Depuis plus d'un an, Patrice Lesparre illustre les couvertures de Capt'ain Swing. J'ai pensé que c'était peut-être le moment de mieux le connaître. Je lui ai donc posé quelques questions et il a eu la gentillesse d'y répondre :

Pat dédicaçant à Cluny (Photo D. Vallet)

On connait un peu Patrice Lesparre le dessinateur, parle-nous de Patrice Lesparre, l'être humain. Qu'est-ce qui t'a amené au dessin ? Quelles sont tes autres centres d'intérêts ?
C'est le fait de lire des bd qui m'a naturellement amené au dessin. Dès que j'ai en gros maîtrisé la lecture, vers l'âge de 6 ans, j'en ai consommé des tas, essentiellement des pf et Pif gadget. J'ai très vite commencé à les collectionner avec passion, et c'est encore le cas aujourd'hui. Comme beaucoup de gosses, je recopiais des séquences de ces illustrés. Je n'ai jamais totalement arrêté par la suite de dessiner, mais en dilettante, jusqu'en 2000. Je ne crois pas être un pur dessinateur, bien que j'ai toujours aimé dessiner. Un dessineux invétéré gratte sans arrêt, ça n'a jamais été mon cas jusqu'à ma rencontre avec Semic, en 1999. C'est seulement à partir de ce moment-là que j'ai dessiné régulièrement. Ce qui me fait kiffer, c'est de créer des univers fictionnels, de raconter des histoires, dans un support bd autant que possible. Je n'imagine pas vivre sans ça. Mais dessiner n'est pas obligatoirement mon seul objectif. Après avoir quitté l'école, sans gloire ni diplôme pour cause d'égarement dans les travers habituels du milieu punk, j'ai été animateur radio, puis créatif en agence de pub. Finalement, en 1992, je me suis mis à mon compte en tant qu'illustrateur. Ma seule autre passion est la musique rock en général, punk en particulier. Cela tient une grande place dans ma vie depuis l'adolescence, en tant que spectateur et acteur. Avec le temps, par ailleurs, je me découvre un intérêt plus vif pour le cinéma, du côté de la mise en scène.

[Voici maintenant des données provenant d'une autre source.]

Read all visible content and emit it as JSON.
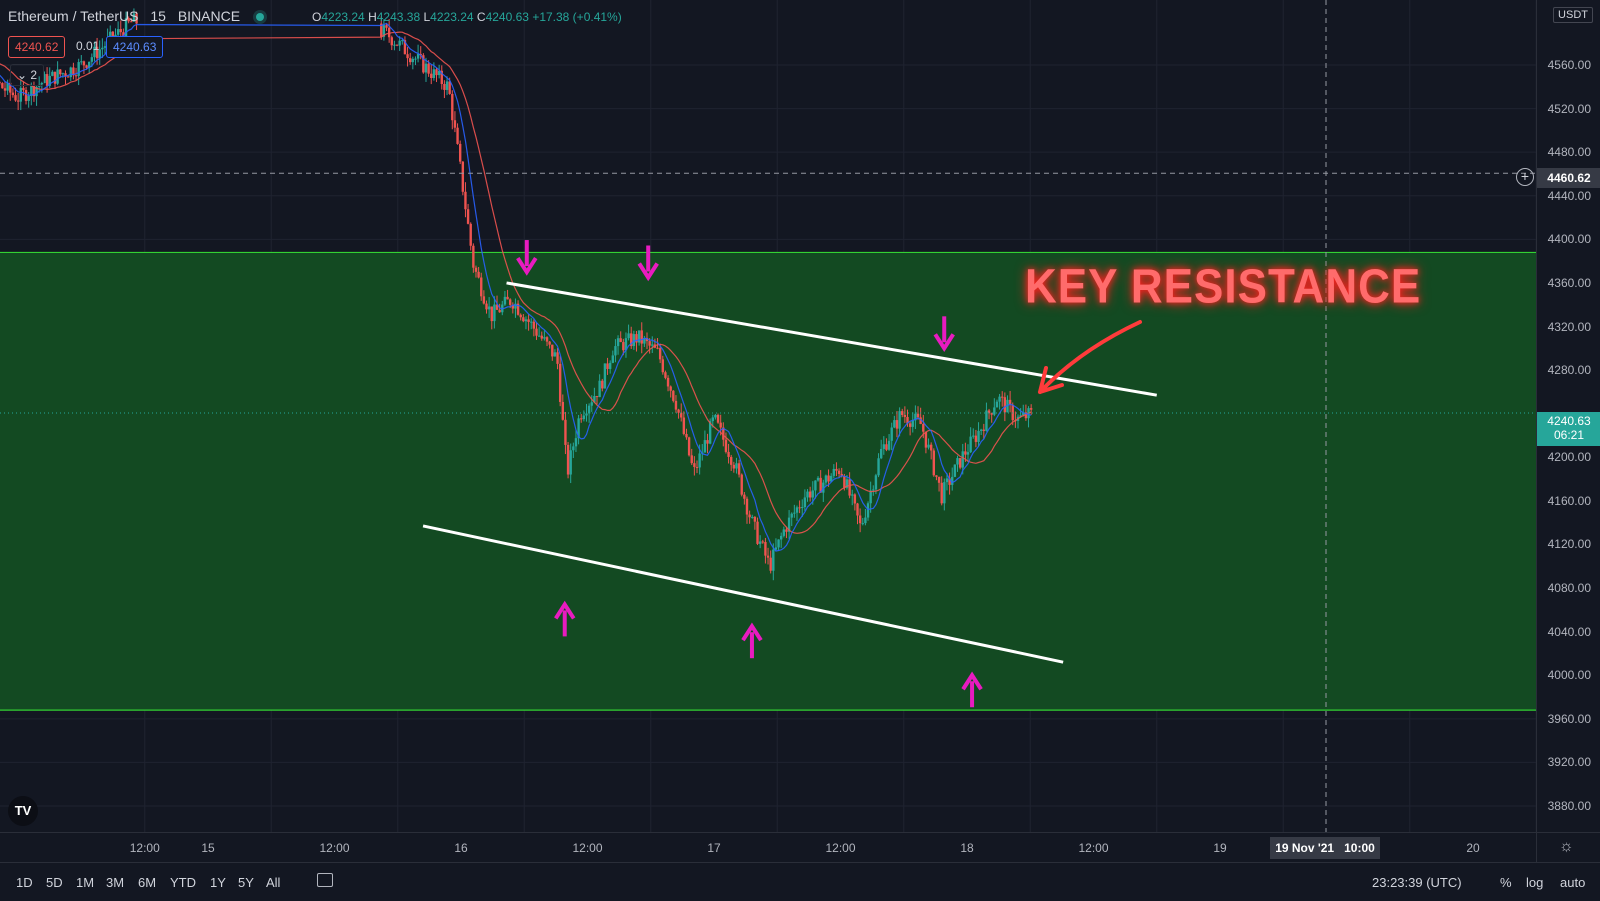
{
  "header": {
    "symbol": "Ethereum / TetherUS",
    "interval": "15",
    "exchange": "BINANCE",
    "ohlc": {
      "o_label": "O",
      "o": "4223.24",
      "h_label": "H",
      "h": "4243.38",
      "l_label": "L",
      "l": "4223.24",
      "c_label": "C",
      "c": "4240.63",
      "change": "+17.38 (+0.41%)"
    },
    "sell_price": "4240.62",
    "spread": "0.01",
    "buy_price": "4240.63",
    "indicators_toggle": "2"
  },
  "price_axis": {
    "currency": "USDT",
    "crosshair_price": "4460.62",
    "last_price": "4240.63",
    "countdown": "06:21",
    "ticks": [
      "4560.00",
      "4520.00",
      "4480.00",
      "4440.00",
      "4400.00",
      "4360.00",
      "4320.00",
      "4280.00",
      "4200.00",
      "4160.00",
      "4120.00",
      "4080.00",
      "4040.00",
      "4000.00",
      "3960.00",
      "3920.00",
      "3880.00"
    ]
  },
  "time_axis": {
    "ticks": [
      "12:00",
      "15",
      "12:00",
      "16",
      "12:00",
      "17",
      "12:00",
      "18",
      "12:00",
      "19",
      "20"
    ],
    "crosshair_date": "19 Nov '21",
    "crosshair_time": "10:00"
  },
  "bottom_bar": {
    "ranges": [
      "1D",
      "5D",
      "1M",
      "3M",
      "6M",
      "YTD",
      "1Y",
      "5Y",
      "All"
    ],
    "clock": "23:23:39 (UTC)",
    "percent": "%",
    "log": "log",
    "auto": "auto"
  },
  "annotation": {
    "text": "KEY RESISTANCE"
  },
  "colors": {
    "background": "#131722",
    "zone_fill": "#134a22",
    "zone_line": "#33d133",
    "up": "#26a69a",
    "down": "#ef5350",
    "arrow": "#e81bc0",
    "annotation": "#ff3b3b"
  },
  "chart_data": {
    "type": "candlestick",
    "ylim": [
      3870,
      4585
    ],
    "x_ticks": [
      "12:00",
      "15",
      "12:00",
      "16",
      "12:00",
      "17",
      "12:00",
      "18",
      "12:00",
      "19",
      "20"
    ],
    "resistance_zone": [
      3968,
      4388
    ],
    "crosshair": {
      "price": 4460.62,
      "time": "19 Nov '21 10:00"
    },
    "last_price": 4240.63,
    "channel_upper": [
      {
        "t": 16.18,
        "p": 4360
      },
      {
        "t": 18.75,
        "p": 4257
      }
    ],
    "channel_lower": [
      {
        "t": 15.85,
        "p": 4137
      },
      {
        "t": 18.38,
        "p": 4012
      }
    ],
    "ma_fast_color": "#2962ff",
    "ma_slow_color": "#ef5350",
    "price_path": [
      {
        "t": 14.0,
        "p": 4585
      },
      {
        "t": 14.15,
        "p": 4545
      },
      {
        "t": 14.25,
        "p": 4530
      },
      {
        "t": 14.35,
        "p": 4545
      },
      {
        "t": 14.5,
        "p": 4560
      },
      {
        "t": 14.7,
        "p": 4600
      },
      {
        "t": 15.7,
        "p": 4590
      },
      {
        "t": 15.8,
        "p": 4570
      },
      {
        "t": 15.95,
        "p": 4540
      },
      {
        "t": 16.0,
        "p": 4460
      },
      {
        "t": 16.05,
        "p": 4375
      },
      {
        "t": 16.12,
        "p": 4330
      },
      {
        "t": 16.2,
        "p": 4345
      },
      {
        "t": 16.3,
        "p": 4315
      },
      {
        "t": 16.38,
        "p": 4290
      },
      {
        "t": 16.42,
        "p": 4185
      },
      {
        "t": 16.47,
        "p": 4240
      },
      {
        "t": 16.55,
        "p": 4265
      },
      {
        "t": 16.6,
        "p": 4300
      },
      {
        "t": 16.7,
        "p": 4310
      },
      {
        "t": 16.78,
        "p": 4295
      },
      {
        "t": 16.85,
        "p": 4250
      },
      {
        "t": 16.92,
        "p": 4185
      },
      {
        "t": 17.0,
        "p": 4235
      },
      {
        "t": 17.08,
        "p": 4195
      },
      {
        "t": 17.15,
        "p": 4140
      },
      {
        "t": 17.22,
        "p": 4100
      },
      {
        "t": 17.28,
        "p": 4135
      },
      {
        "t": 17.36,
        "p": 4165
      },
      {
        "t": 17.42,
        "p": 4175
      },
      {
        "t": 17.5,
        "p": 4190
      },
      {
        "t": 17.58,
        "p": 4135
      },
      {
        "t": 17.66,
        "p": 4205
      },
      {
        "t": 17.74,
        "p": 4240
      },
      {
        "t": 17.82,
        "p": 4230
      },
      {
        "t": 17.9,
        "p": 4165
      },
      {
        "t": 17.98,
        "p": 4200
      },
      {
        "t": 18.05,
        "p": 4225
      },
      {
        "t": 18.12,
        "p": 4255
      },
      {
        "t": 18.2,
        "p": 4235
      },
      {
        "t": 18.26,
        "p": 4240
      }
    ],
    "arrows_down": [
      {
        "t": 16.26,
        "p": 4370
      },
      {
        "t": 16.74,
        "p": 4365
      },
      {
        "t": 17.91,
        "p": 4300
      }
    ],
    "arrows_up": [
      {
        "t": 16.41,
        "p": 4065
      },
      {
        "t": 17.15,
        "p": 4045
      },
      {
        "t": 18.02,
        "p": 4000
      }
    ]
  }
}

On t'a découvert avec la saga de Dharkold dans Sp. Zembla. Peux-tu nous dire si tu avais fait autre chose avant ?
Non, je n'avais jamais rien publié en "pro". Juste des taffs locaux pas toujours en rapport avec la bd, et deux épisodes chez une asso comics nommée Sugar Studio. Avant de commencer à bosser avec Semic, je me croyais naïvement plutôt bon dessinateur. Lorsque j'ai vu mes premiers travaux publiés en petit format, j'ai réalisé, un peu horrifié, que je n'étais même pas "moyen". La réduction, assassine pour les défauts, et la comparaison avec certaines autres productions voisines, très pro, elles, tout cela m'a vite remis les pieds sur terre. Merci, au passage, à Thierry Mornet qui a misé sur Dharkold malgré les carences graphiques de la série. J'ai pu ainsi participer à la belle aventure Semic, me faire les dents pour arriver jusqu'à aujourd'hui... Et donner vie à ma première création perso en 2000.

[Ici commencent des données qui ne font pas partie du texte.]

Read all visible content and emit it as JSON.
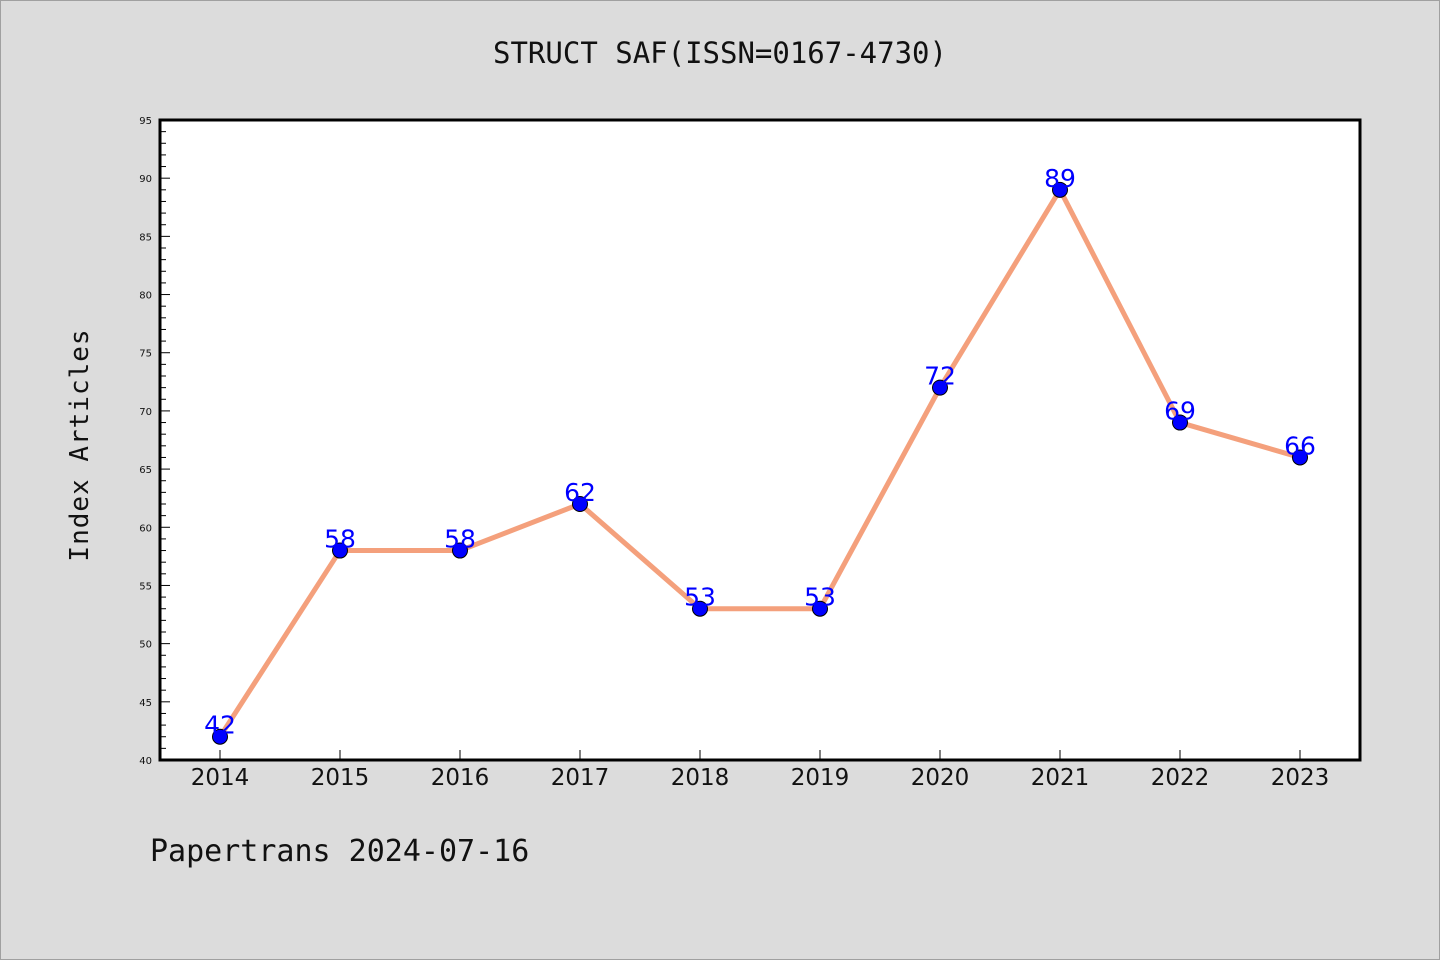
{
  "chart_data": {
    "type": "line",
    "title": "STRUCT SAF(ISSN=0167-4730)",
    "xlabel": "",
    "ylabel": "Index Articles",
    "categories": [
      "2014",
      "2015",
      "2016",
      "2017",
      "2018",
      "2019",
      "2020",
      "2021",
      "2022",
      "2023"
    ],
    "series": [
      {
        "values": [
          42,
          58,
          58,
          62,
          53,
          53,
          72,
          89,
          69,
          66
        ],
        "line_color": "#f4a07c",
        "marker_color": "#0000ff"
      }
    ],
    "ylim": [
      40,
      95
    ],
    "yticks": [
      40,
      45,
      50,
      55,
      60,
      65,
      70,
      75,
      80,
      85,
      90,
      95
    ],
    "grid": false,
    "legend": "none"
  },
  "footer": {
    "note": "Papertrans 2024-07-16"
  },
  "colors": {
    "background": "#dcdcdc",
    "plot_background": "#ffffff",
    "line": "#f4a07c",
    "marker": "#0000ff",
    "data_label": "#0000ff"
  }
}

Dharkold a été interrompu par la fin des pockets Sémic. A-t-on une chance d'en lire la suite un jour ? As-tu des projets là-dessus ?
J'espère effectivement pouvoir reprendre la série à un moment donné. J'y ai mis beaucoup de mon univers personnel. La saga du Chevalier Sombre offre d'immenses possibilités fictionnelles, ainsi qu'un univers dramatique très varié, au riche potentiel, le tout s'étalant sur quelques 1500 années. Pour l'instant, je n'ai pas de projet de relance concret, essentiellement à cause d'un manque de temps. Mais je reste très attaché à la série, je souhaite donc vraiment pouvoir convaincre un éditeur dans l'avenir. On verra bien...

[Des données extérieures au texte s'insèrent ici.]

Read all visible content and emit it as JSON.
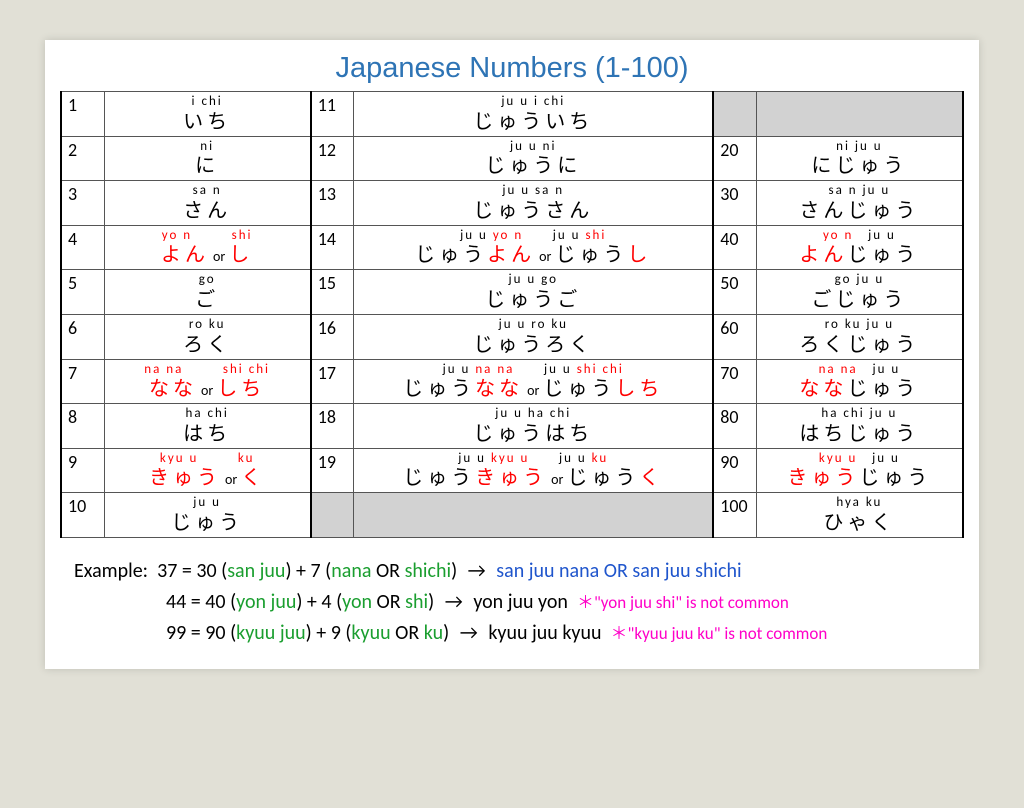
{
  "title": "Japanese Numbers (1-100)",
  "colors": {
    "title": "#2e74b5",
    "red": "#ff0000",
    "blue": "#1f55cc",
    "green": "#1a9e2f",
    "pink": "#ff00c8",
    "grey_bg": "#d2d2d2",
    "page_bg": "#e1e0d6"
  },
  "font": {
    "title_family": "Comic Sans MS",
    "body_family": "Calibri",
    "title_size": 29,
    "num_size": 18,
    "rom_size": 13,
    "jp_size": 20,
    "example_size": 20
  },
  "rows": [
    {
      "c1": {
        "num": "1",
        "rom": "i chi",
        "jp": "いち"
      },
      "c2": {
        "num": "11",
        "rom": "ju u i chi",
        "jp": "じゅういち"
      },
      "c3": {
        "grey": true
      }
    },
    {
      "c1": {
        "num": "2",
        "rom": "ni",
        "jp": "に"
      },
      "c2": {
        "num": "12",
        "rom": "ju u ni",
        "jp": "じゅうに"
      },
      "c3": {
        "num": "20",
        "rom": "ni ju u",
        "jp": "にじゅう"
      }
    },
    {
      "c1": {
        "num": "3",
        "rom": "sa n",
        "jp": "さん"
      },
      "c2": {
        "num": "13",
        "rom": "ju u sa n",
        "jp": "じゅうさん"
      },
      "c3": {
        "num": "30",
        "rom": "sa n ju u",
        "jp": "さんじゅう"
      }
    },
    {
      "c1": {
        "num": "4",
        "rom_a": "yo n",
        "rom_b": "shi",
        "jp_a": "よん",
        "jp_b": "し",
        "alt": true
      },
      "c2": {
        "num": "14",
        "rom_a": "ju u yo n",
        "rom_b": "ju u shi",
        "jp_a": "じゅうよん",
        "jp_b": "じゅうし",
        "alt": true,
        "mixed": true
      },
      "c3": {
        "num": "40",
        "rom_a": "yo n",
        "rom_b": "ju u",
        "jp_a": "よん",
        "jp_b": "じゅう",
        "half_red": true
      }
    },
    {
      "c1": {
        "num": "5",
        "rom": "go",
        "jp": "ご"
      },
      "c2": {
        "num": "15",
        "rom": "ju u go",
        "jp": "じゅうご"
      },
      "c3": {
        "num": "50",
        "rom": "go ju u",
        "jp": "ごじゅう"
      }
    },
    {
      "c1": {
        "num": "6",
        "rom": "ro ku",
        "jp": "ろく"
      },
      "c2": {
        "num": "16",
        "rom": "ju u ro ku",
        "jp": "じゅうろく"
      },
      "c3": {
        "num": "60",
        "rom": "ro ku ju u",
        "jp": "ろくじゅう"
      }
    },
    {
      "c1": {
        "num": "7",
        "rom_a": "na na",
        "rom_b": "shi chi",
        "jp_a": "なな",
        "jp_b": "しち",
        "alt": true
      },
      "c2": {
        "num": "17",
        "rom_a": "ju u na na",
        "rom_b": "ju u shi chi",
        "jp_a": "じゅうなな",
        "jp_b": "じゅうしち",
        "alt": true,
        "mixed": true
      },
      "c3": {
        "num": "70",
        "rom_a": "na na",
        "rom_b": "ju u",
        "jp_a": "なな",
        "jp_b": "じゅう",
        "half_red": true
      }
    },
    {
      "c1": {
        "num": "8",
        "rom": "ha chi",
        "jp": "はち"
      },
      "c2": {
        "num": "18",
        "rom": "ju u ha chi",
        "jp": "じゅうはち"
      },
      "c3": {
        "num": "80",
        "rom": "ha chi ju u",
        "jp": "はちじゅう"
      }
    },
    {
      "c1": {
        "num": "9",
        "rom_a": "kyu u",
        "rom_b": "ku",
        "jp_a": "きゅう",
        "jp_b": "く",
        "alt": true
      },
      "c2": {
        "num": "19",
        "rom_a": "ju u kyu u",
        "rom_b": "ju u ku",
        "jp_a": "じゅうきゅう",
        "jp_b": "じゅうく",
        "alt": true,
        "mixed": true
      },
      "c3": {
        "num": "90",
        "rom_a": "kyu u",
        "rom_b": "ju u",
        "jp_a": "きゅう",
        "jp_b": "じゅう",
        "half_red": true
      }
    },
    {
      "c1": {
        "num": "10",
        "rom": "ju u",
        "jp": "じゅう"
      },
      "c2": {
        "grey": true
      },
      "c3": {
        "num": "100",
        "rom": "hya ku",
        "jp": "ひゃく"
      }
    }
  ],
  "or_label": "or",
  "example_label": "Example:",
  "examples": [
    {
      "eq": "37 = 30 (",
      "a": "san juu",
      ") + 7 (": true,
      "b": "nana",
      "or": " OR ",
      "c": "shichi",
      "close": ")",
      "arrow": "→",
      "r": "san juu nana OR san juu shichi",
      "r_blue": true
    },
    {
      "eq": "44 = 40 (",
      "a": "yon juu",
      ") + 4 (": true,
      "b": "yon",
      "or": " OR ",
      "c": "shi",
      "close": ")",
      "arrow": "→",
      "r": "yon juu yon",
      "note": "＊\"yon juu shi\" is not common"
    },
    {
      "eq": "99 = 90 (",
      "a": "kyuu juu",
      ") + 9 (": true,
      "b": "kyuu",
      "or": " OR ",
      "c": "ku",
      "close": ")",
      "arrow": "→",
      "r": "kyuu juu kyuu",
      "note": "＊\"kyuu juu ku\" is not common"
    }
  ]
}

La couverture de son album Dharkold chez Sémic

Tu viens de publier le 1er épisode de Quentin le Seul dans Pif Gadget, peux-tu nous raconter la genèse de ce perso et de sa parution dans Pif ?
Quand j'ai eu confirmation de la relance de Pif, début 2004, j'ai contacté Corte, que je connaissais déjà de la période "Semic Team". Les pf Semic venaient de s'arrêter, je n'avais plus aucun engagement dans le milieu pro BD. En avril 2004, j'ai proposé mes services, plutôt en tant que scénariste. Il m'a demandé de plancher sur une dizaine de concepts de séries, western, fantastique, polar, médiéval, comique... Le tout dans l'esprit positif et progressiste de l'ancien Pif. C'est finalement le projet médiéval qui a été retenu, fin septembre 2004. Au départ, Quentin est donc un concept parmi d'autres, le tout visant à proposer un éventail de créneaux le plus complet possible. Ceci dit, je m'attache facilement à mes persos, pour peu que je commence à les animer, et Quentin est vite devenu pour moi bien plus qu'une proposition parmi d'autres. Au début, je pensais qu'il serait dessiné par quelqu'un d'autre, mais Corte m'a proposé de m'en charger moi-même. J'ai donc fait des essais, et ils ont été acceptés, avec quelques corrections à la clé. Là encore, un grand merci, car dessiner personnellement la série m'a prouvé que je pouvais encore progresser sur le plan graphique. De ma propre initiative, je ne me serai pas lancé dans l'aventure. Le projet a pris un peu de retard, au fil des mois, et le premier épisode ne sort finalement que ce mois-ci.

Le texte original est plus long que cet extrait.